As for the DVD, picture quality is very good as one can expect on DVD.  Picture quality is very good, with some race footage looking a tad bit aged but as most documentary archived sources are never pristine, for the most part, picture quality is good.  You also have camera footage of when Dream Alliance was born.

As for audio, the soundtrack features crystal clear dialogue and music.  Subtitles are in English, English SDH and French.


“Dark Horse” comes with a photo gallery and a theatrical trailer.

I have watched reviewed documentaries and films about horses, especially about race horses.

And if you are a viewer of horse racing, the story of Dream Alliance is quite fascinating because the horse survived a terrible accident which many horses would often be put to sleep.

But with stem cell treatment, Dream Alliance became the first horse to make a comeback to horseracing after a terrible injury due to the new treatment but also the first horse to win a horse race after stem cell treatment.

In many ways, one can root for the horse and its syndicate because they were the underdogs.

Where most horses come from affluent families and are trained by the top trainers, the storyline of Dream Alliance is fascinating because the horse was trained courtesy of the investment by commoners living in Blackwood in South Wales and it all began with a barmaid named Jan Vokes who overheard a local tax adviser talking about a racehorse he owned.

Jan would eventually be inspired to breed a racehorse and she and her husband would purchase an injured horse named Rewbell, mate it with a stallion named Bien Bien (first year at stud in the UK) and next thing you know, a foal was born.
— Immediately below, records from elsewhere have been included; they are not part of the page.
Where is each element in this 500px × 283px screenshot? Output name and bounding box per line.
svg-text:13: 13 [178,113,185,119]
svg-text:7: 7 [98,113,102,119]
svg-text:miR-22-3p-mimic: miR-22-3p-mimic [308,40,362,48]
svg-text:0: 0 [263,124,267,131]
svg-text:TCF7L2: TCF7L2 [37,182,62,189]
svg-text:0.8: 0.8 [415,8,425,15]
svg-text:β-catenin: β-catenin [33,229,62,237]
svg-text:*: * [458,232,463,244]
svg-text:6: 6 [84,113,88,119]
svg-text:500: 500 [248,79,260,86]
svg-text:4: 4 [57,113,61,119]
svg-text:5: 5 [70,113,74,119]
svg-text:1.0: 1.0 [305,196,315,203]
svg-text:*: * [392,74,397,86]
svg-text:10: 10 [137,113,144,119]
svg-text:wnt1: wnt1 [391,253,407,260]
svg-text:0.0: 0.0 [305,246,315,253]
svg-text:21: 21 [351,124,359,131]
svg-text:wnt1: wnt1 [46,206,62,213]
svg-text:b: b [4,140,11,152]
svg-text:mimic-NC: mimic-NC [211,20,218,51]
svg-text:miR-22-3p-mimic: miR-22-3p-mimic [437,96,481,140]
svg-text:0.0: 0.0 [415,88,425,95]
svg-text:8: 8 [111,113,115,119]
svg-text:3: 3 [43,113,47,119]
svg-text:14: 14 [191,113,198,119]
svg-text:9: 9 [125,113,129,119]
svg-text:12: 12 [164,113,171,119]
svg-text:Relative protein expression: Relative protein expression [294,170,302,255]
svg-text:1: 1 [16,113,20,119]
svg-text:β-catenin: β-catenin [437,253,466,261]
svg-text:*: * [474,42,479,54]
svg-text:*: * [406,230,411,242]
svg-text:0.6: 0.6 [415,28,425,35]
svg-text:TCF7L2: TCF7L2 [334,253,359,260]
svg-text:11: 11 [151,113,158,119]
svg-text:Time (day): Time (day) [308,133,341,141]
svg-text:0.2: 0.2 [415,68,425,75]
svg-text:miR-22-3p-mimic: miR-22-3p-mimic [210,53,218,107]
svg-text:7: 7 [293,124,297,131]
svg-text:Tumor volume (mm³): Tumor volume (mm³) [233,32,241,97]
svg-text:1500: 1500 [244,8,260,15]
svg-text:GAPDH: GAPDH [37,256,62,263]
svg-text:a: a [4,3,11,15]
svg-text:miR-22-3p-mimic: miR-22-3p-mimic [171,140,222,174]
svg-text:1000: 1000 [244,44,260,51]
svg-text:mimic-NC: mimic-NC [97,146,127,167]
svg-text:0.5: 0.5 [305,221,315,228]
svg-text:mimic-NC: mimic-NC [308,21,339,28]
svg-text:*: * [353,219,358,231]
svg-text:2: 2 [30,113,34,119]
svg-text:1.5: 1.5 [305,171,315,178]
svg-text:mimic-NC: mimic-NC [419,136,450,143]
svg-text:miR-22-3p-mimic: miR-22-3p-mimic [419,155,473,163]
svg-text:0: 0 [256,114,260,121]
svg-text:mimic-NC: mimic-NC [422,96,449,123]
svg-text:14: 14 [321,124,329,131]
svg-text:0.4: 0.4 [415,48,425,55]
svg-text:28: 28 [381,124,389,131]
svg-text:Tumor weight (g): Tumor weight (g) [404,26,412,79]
Jan would make Howard Davies, the tax adviser the racing manager and commoners of Blackwood would donate ten pounds a week as part of a syndicate that would pay for Dream Alliance’s race training.

Of course, because they were commoners and not wealthy, nor were they from families that raised horses and passed down the raising of horses from generation after generation.  The syndicate were looked down by the horseracing community.

Many race horses are bred for many generations and are worth over millions of dollars.  Dream Alliance was born from the injured, chubby and bad tempered mare named Rewbell who only cost 350 pounds.

And so when Dream Alliance raced, not much was expected from the horse because the horse was owned by non-wealthy commoners.  But these commoners believed in their horse and looked at treated him like family and sure enough, the horse defied expectation.

But of course, Dream Alliance would defy any expectation when it bounced back from a terrible injury, spared from being put down and would achieve a miracle.

As for the DVD, picture quality is as good as one can expect on DVD, and as for audio, the documentary features crystal clear dialogue and music.  There are not many special features included but a photo gallery and a theatrical trailer.

Overall, “Dark Horse” is a fantastic underdog documentary about how a racehorse owned by a group of non-wealthy commoners would not only win a horse race but how the racehorse would make an amazing comeback after a terrible injury to race again and defy expectations.

Louise Osmond’s “Dark Horse” is recommended!